I just looked something extra up. I read this on a blog and it seemed to make sense. Here is a slightly edited quote:
some dude on the Internet said:
The microwave emitter is based loosely on an actual military "microwave" weapon. That weapon was capable of very directly focusing itself in terms of direction and distance. If someone walked in front of it, they weren't automatically hit with the force of the weapon the way someone at the designated distance would be. Those standing nearby likewise were unaffected, because of the directional accuracy of the weapon.
It's reasonable that a weapon specifically designed to only vaporize water in a city's water lines would have directional and distance controls. The microwave emissions would be such that they are aimed precisely in a single direction (in the case of BB, downward from the train, toward the ground) and would reach their peak effect at a specific distance -- namely, the distance from the train to the placement of the water lines underground, which the film makes clear run directly beneath the train tracks. Figuring out the distance from inside one of the train cars down to the waterlines, for the entire distance to be traveled in this plot, would require some measurements and maps, but it's actually not all that hard to see how they could figure it out and program the emitter for that specific distance.
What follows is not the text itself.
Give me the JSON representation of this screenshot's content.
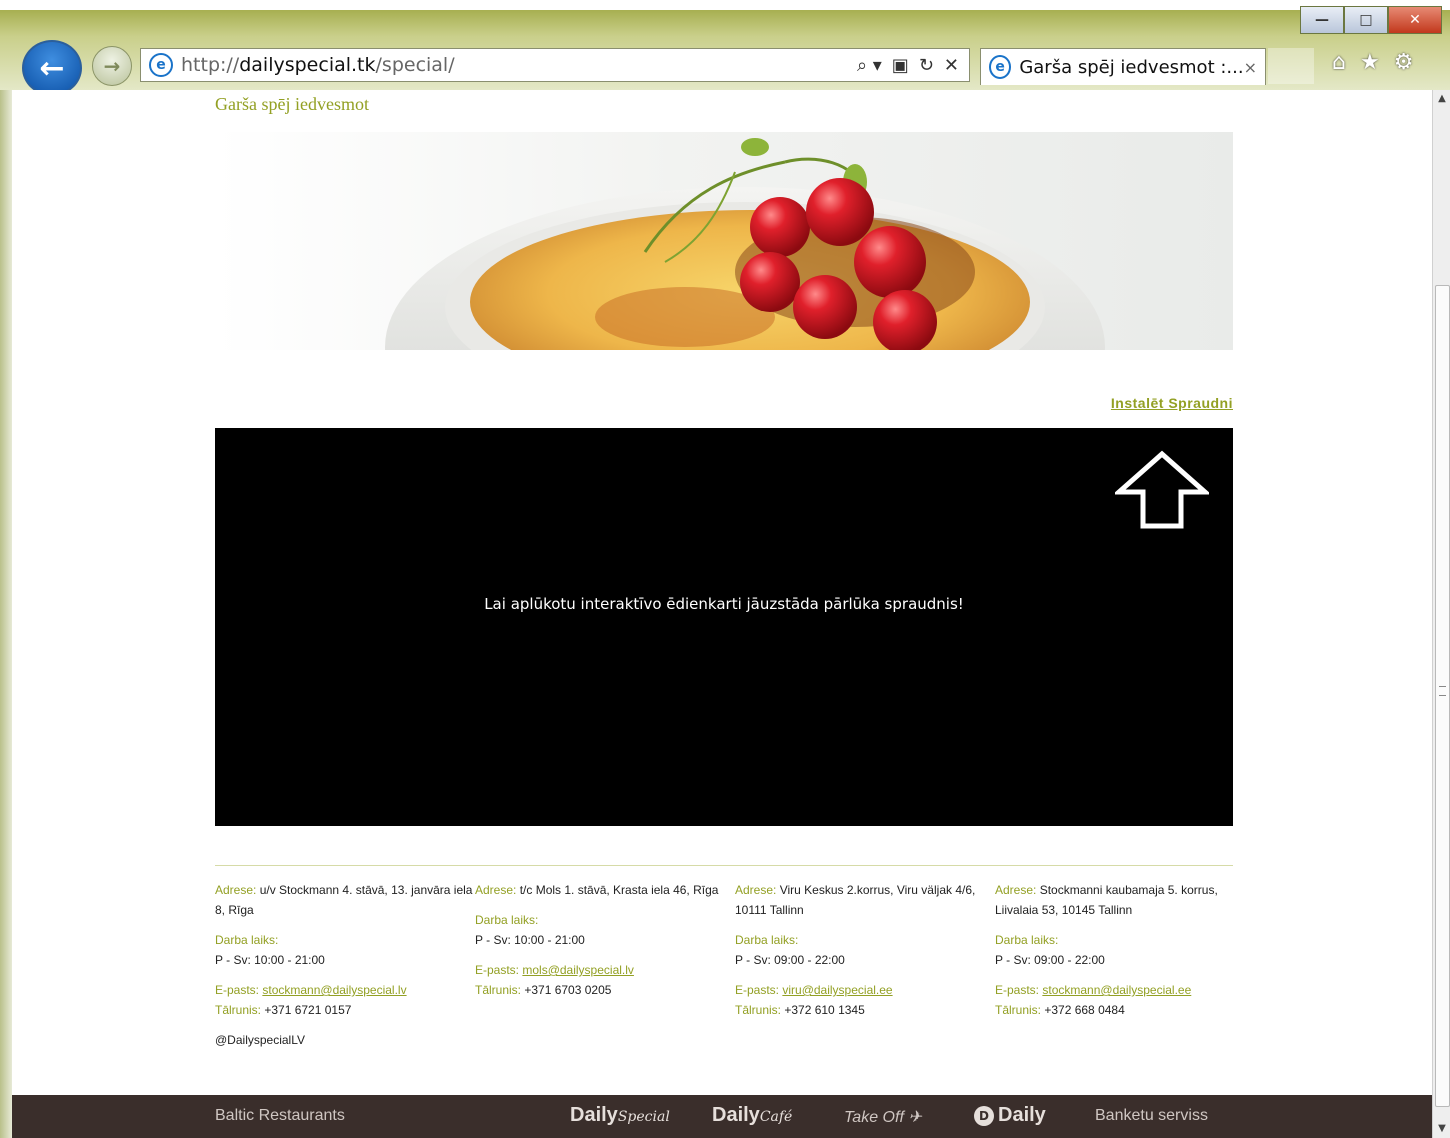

So the microwave emissions would thus not affect anything except what it is aimed at -- the water mains directly below, at a specific distance from the train. The controls could easily have been set based on knowledge of how deep underground the water lines were placed, with a bit of leeway (perhaps half a foot above and below, and horizontally from the water lines) to compensate for any bumps or imprecision in the blueprints showing where the lines are (in case of ground settling, or other things that might've shifted the exact location of the lines). This would easily explain why the microwave emitter only affected the water lines without vaporizing water in the air or in people.
Added from comments to his blog:
It's not literal "microwaves" first of all, it's called that because of the comparison to the simple "common" explanation of how microwaves work (exciting the water in stuff).
http://en.wikipedia.org/wiki/Dir...
http://www.onr.navy.mil/en/Media...
I think the wavelength plays a significant role, and if the emitter were designed to use waterlines themselves -- the pipes -- as a sort of parabolic antenna (except all around the water) that concentrates the waves and directs them into the water that way. Yeah, it's a stretch and the details would be left intentionally vague, but the concept of a directed energy weapon focusing energy into pipes to use the pipes as a way of further concentrating the energy around and into water within the pipes, is something I am willing to accept as a vague answer for why the emitter worked on the waterlines but didn't cause people and cats to cook beneath the train.
We could also point out that in the film, there's no shot beneath the train itself, so how do we KNOW whether it boiled anybody or cooked anyone? There might've been a dozen homeless people and graffiti artists and people out for strolls etc under the train track who were all killed by it. The energy is aimed
downward, and directed energy weapons definitely are fully capable of aiming in a specific and narrow direction, so the only question is really whether it happened off-screen since the film merely failed to show what happened beneath the train where any people might've been.